Мишка и подавно не мог открыться.
Гаддя-Парасся перед отъездом так ошарашила его, что юн всякого соображения лишился. Забрюхатела! Главное, объявила-то, когда из избы выходить, в обратный путь трогаться. Присели они, по обычаю, перед дорогой, помолились на образа — она и ляпнула. У него речь отнялась. Да и ноги… Шел — спотыкался. Змея, ведьма! Другого времени не выбрала. Всем в глаза кинулось, что он не в себе. Гриш даже спросил — не занемог ли? Какой там занемог! Душа — котел, кипит, а не выкипает. Ай, баба, тварь подлая! Не может, чтоб чисто да гладко, непременно с подарочком. Хоть бы не рыжий, за Сенькиного сойдет. А как рыжий? Пробовал утешиться, мол, ждал такого. Пробовал хорохориться — на то мужнин глаз, не дремли… Но равновесия в душе не было. Голову словно обручем сдавило. Как людям в глаза посмотрит, тому же Сеньке? С Сандрой-то все проще: тумака дать ей — замолкнет. А одного мало — за другим дело не встанет… Да всем рты не закроешь… Последними словами обзывал он Парассю. Кабы раньше сказала, приглядел бы в Мужах себе работенку — не жить ведь больше в парме, не-ет, все! Ни до-ходу-то в ней, ни покою…
Гриш не знал, о чем думают его товарищи, но что невеселы оба — и от незрячего не ускользнуло бы. Ему и самому тревожно. Как-то для них обернутся перемены? Конечно, им, пармщикам, все одно: сдавать ли мир-лавке рыбу да пушнину в обмен на продукты-товары или за деньги продавать, а потом на деньги продукты покупать… Парме это все одно… В людях бы собственник не взыграл. Деньги — соблазн… Не нарушили бы уговора при дележке…
И еще что-то не давало покоя Гришу. Он и сам не знал что. Хотя, нет, догадывался: опять старое сомнение… Петул-Вась обронил в беседе: «Теперь другой интерес…» Какой же это в селе «другой теперь интерес»?.. Али новое что у них затевается?.. Сами-то селяне, верно, вроде другие стали… Или мы отвыкли от них на острове своем?.. Поди, Эль с Мишем тоже «интерес» какой выискивают?..
Гриш обрывал думы, гнал сомнения, говорил себе твердо: «В Вотся-Горте мы пропитание коллективом добываем.
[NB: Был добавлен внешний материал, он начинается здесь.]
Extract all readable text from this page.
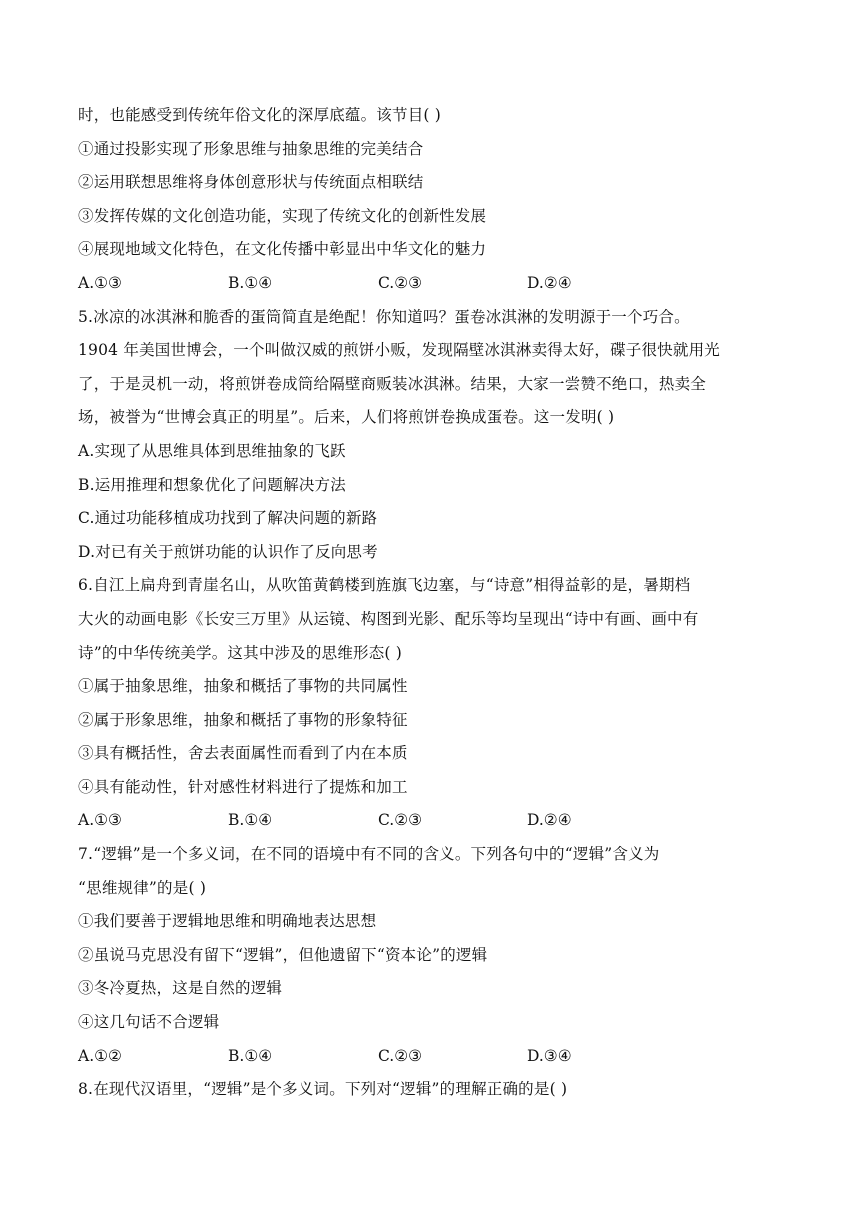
时，也能感受到传统年俗文化的深厚底蕴。该节目( )
①通过投影实现了形象思维与抽象思维的完美结合
②运用联想思维将身体创意形状与传统面点相联结
③发挥传媒的文化创造功能，实现了传统文化的创新性发展
④展现地域文化特色，在文化传播中彰显出中华文化的魅力
A.①③	B.①④	C.②③	D.②④
5.冰凉的冰淇淋和脆香的蛋筒简直是绝配！你知道吗？蛋卷冰淇淋的发明源于一个巧合。
1904 年美国世博会，一个叫做汉威的煎饼小贩，发现隔壁冰淇淋卖得太好，碟子很快就用光
了，于是灵机一动，将煎饼卷成筒给隔壁商贩装冰淇淋。结果，大家一尝赞不绝口，热卖全
场，被誉为“世博会真正的明星”。后来，人们将煎饼卷换成蛋卷。这一发明( )
A.实现了从思维具体到思维抽象的飞跃
B.运用推理和想象优化了问题解决方法
C.通过功能移植成功找到了解决问题的新路
D.对已有关于煎饼功能的认识作了反向思考
6.自江上扁舟到青崖名山，从吹笛黄鹤楼到旌旗飞边塞，与“诗意”相得益彰的是，暑期档
大火的动画电影《长安三万里》从运镜、构图到光影、配乐等均呈现出“诗中有画、画中有
诗”的中华传统美学。这其中涉及的思维形态( )
①属于抽象思维，抽象和概括了事物的共同属性
②属于形象思维，抽象和概括了事物的形象特征
③具有概括性，舍去表面属性而看到了内在本质
④具有能动性，针对感性材料进行了提炼和加工
A.①③	B.①④	C.②③	D.②④
7.“逻辑”是一个多义词，在不同的语境中有不同的含义。下列各句中的“逻辑”含义为
“思维规律”的是( )
①我们要善于逻辑地思维和明确地表达思想
②虽说马克思没有留下“逻辑”，但他遗留下“资本论”的逻辑
③冬冷夏热，这是自然的逻辑
④这几句话不合逻辑
A.①②	B.①④	C.②③	D.③④
8.在现代汉语里，“逻辑”是个多义词。下列对“逻辑”的理解正确的是( )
Один у нас интерес — белку ловчее стрелять, капканов побольше ставить…» И тут же жалел: «Мало нас в Вотся-Горте. В Мужах весело… среди людей все-таки, не как в лесу… И с Куш-Юром мало беседовали… и с мужиками душу не отвел».
Когда ехали в Вотся-Горт, надеялся, за ними другие потянутся. Но нет, пока не появилось охотников. На сходке, в мир-лавке, да и на улице встречные закидывали его вопросами… Не охаивали вотся-гортских порядков, но и не хвалили.
«Сам виноват! — ругал себя Гриш. — На сходке бы выйти, рассказать: так, мол, и так, переезжайте к нам. И за мужиками своими как-то не усмотрел. Дело ли Элю по селу рыскать, бражку искать! Порыскал бы лучше, кто собак может на зиму дать. С одним Белькой не напромышляешь… Миш… Зачем к Парассе поместился? Совсем нехорошо. Елення и то на подозрение взяла. Сера-Марья вроде с ней заодно. Бабам, известно, только бы судачить… Ну, а как верно учуяли? Да нет!.. С понятием, поди, Миш… Не глупый, знать должен, какие ни есть скверности — все с себя скинь, коль в парму вошел…»
…Вот по какой причине не вышел между ними общий разговор.
И на берегу, попыхивая самокрутками, они продолжали молчать — каждый думал свою невеселую думу.
И разгружали каюк, можно сказать, молчком. Сандра и Сенька помогали им и тоже молчали. Разговорились за ужином.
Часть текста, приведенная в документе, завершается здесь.